Dès l’ouverture des portes, les choses ont pris une tournure… intéressante : pour entrer, il fallait en effet, franchir un barrage de quelques individus distribuant des feuilles imprimées sur lesquelles s’étalait en caractères gras un titre sans ambiguïté : « Ni Robien, ni Charmeux ! », et une signature tout aussi explicite : « adhérents et sympathisants lotois de SAUVER LES LETTRES ». Entre les deux, un certain nombre d’attaques contre la conférencière invitée.
On se serait cru à l’entrée d’un meeting politique… !
Tiens ! N’y aurait-il pas là l’indice de quelque chose ??
La dite invitée ne se laissa pas impressionner et attaqua d’entrée, en remerciant les collègues auteur du libelle, de l’avoir ainsi habillée pour l’hiver, à un moment précisément où le froid s’annonce avec énergie. Elle ajouta que le public devait leur être également reconnaissant de cette délicate attention : grâce à ce texte, tous se trouvaient parfaitement informés des défauts et tares diverses de l’oratrice.
Soyons objectifs : Eveline Charmeux a pu faire son exposé sans qu’aucune manifestation intempestive ne vienne l’interrompre. Preuve qu’il reste quelques soupçons de civilité chez les syllabocrates.
Seuls quelques soupirs et agitations du groupuscule installé au fond de la salle laissaient supposer une suite plus musclée.
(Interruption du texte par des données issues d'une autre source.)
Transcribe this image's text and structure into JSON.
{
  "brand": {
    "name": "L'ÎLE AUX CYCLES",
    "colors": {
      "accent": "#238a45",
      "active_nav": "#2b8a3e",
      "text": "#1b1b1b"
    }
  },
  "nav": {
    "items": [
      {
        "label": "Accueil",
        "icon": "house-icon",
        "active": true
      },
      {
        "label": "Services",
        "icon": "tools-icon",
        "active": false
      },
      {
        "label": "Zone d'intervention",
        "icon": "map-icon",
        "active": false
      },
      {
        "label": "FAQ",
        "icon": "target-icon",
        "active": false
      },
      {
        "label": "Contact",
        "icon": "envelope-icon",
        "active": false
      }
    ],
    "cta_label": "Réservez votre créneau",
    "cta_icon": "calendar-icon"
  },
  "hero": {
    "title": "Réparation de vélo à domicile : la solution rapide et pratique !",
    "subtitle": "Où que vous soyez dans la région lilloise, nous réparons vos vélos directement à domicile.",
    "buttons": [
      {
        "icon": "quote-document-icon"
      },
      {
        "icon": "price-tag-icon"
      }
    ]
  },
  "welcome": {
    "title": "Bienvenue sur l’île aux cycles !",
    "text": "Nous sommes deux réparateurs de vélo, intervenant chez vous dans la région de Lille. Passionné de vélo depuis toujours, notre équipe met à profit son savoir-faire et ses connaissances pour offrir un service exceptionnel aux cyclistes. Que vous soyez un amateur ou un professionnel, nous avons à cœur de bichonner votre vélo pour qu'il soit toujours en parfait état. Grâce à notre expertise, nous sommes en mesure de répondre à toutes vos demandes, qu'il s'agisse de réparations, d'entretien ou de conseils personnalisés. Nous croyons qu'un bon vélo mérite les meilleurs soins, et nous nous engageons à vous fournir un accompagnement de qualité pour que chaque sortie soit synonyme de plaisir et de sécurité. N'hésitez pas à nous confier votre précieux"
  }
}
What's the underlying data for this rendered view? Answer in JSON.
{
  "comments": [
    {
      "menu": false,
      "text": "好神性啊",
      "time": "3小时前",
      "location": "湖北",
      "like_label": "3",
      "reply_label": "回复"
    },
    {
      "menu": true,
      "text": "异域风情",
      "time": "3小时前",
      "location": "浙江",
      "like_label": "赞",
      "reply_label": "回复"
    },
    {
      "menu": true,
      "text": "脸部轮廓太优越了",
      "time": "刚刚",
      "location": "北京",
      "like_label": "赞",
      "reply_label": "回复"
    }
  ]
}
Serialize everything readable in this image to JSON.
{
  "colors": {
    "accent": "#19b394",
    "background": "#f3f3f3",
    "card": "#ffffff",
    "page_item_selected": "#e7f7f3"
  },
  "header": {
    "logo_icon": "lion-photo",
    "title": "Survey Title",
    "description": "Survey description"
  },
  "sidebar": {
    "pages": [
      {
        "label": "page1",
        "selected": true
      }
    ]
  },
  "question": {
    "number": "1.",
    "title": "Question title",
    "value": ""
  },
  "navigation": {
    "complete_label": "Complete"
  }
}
L’exposé, émaillé comme toujours avec E. Charmeux, d’anecdotes personnelles précises, de formules humoristiques plaisantes, accompagnant des exemples précis analysés avec rigueur, démontra que les méthodes syllabiques ne pouvaient en aucun cas déboucher sur une maîtrise de la lecture, dans la mesure où ce qu’elles enseignent, le déchiffrage oralisé de mots, n’apparaît jamais dans une situation de lecture véritable. L’oratrice souligna également certaines erreurs assez grossières de logique (confusion « simple et facile » qui sont en réalité le contraire l’un de l’autre, le simple étant abstrait est toujours fort difficile pour les enfants), ainsi que l’oubli manifeste de données essentielles au travail d’enseignement (prise en compte du fonctionnement psychologique des enfants et des travaux sur l’apprentissage), confirmant ainsi le caractère plus que dangereux des directives ministérielles.
Isabelle Jalabert, prit alors la parole, au nom des parents, prolongeant l’exposé d’Eveline Charmeux, dans la direction d’une réelle co-éducation parents/enseignants. Selon elle, certains des exemples particulièrement percutants et convaincants de l’exposé précédent lui paraissaient de nature à convaincre les parents que, effectivement, apprendre à lire, ce n’est pas aussi simple que le ministre voudrait le faire croire.
Le public, très attentif, semblait se régaler…
A peine les applaudissements terminés, ce sont des tirs en rafale qui ont démarré où l’on pouvait reconnaître, pèle-mèle, divers chefs d’accusation, dirigés à la fois contre les organisateurs, et les invitées. Fanatisme sectaire d’Eveline Charmeux (comme s’il pouvait y en avoir qui ne le fût point !), mépris de chercheurs reconnus — à quoi il fut répondu que pour ce qui est du mépris, l’oratrice, chercheuse elle aussi et ses amis, en ont eu leur compte, caractère dévastateur du constructivisme qui « fait le lit du libéralisme », — là il fut demandé une explication de cet étrange lien de cause à effet, explication qui resta plutôt floue.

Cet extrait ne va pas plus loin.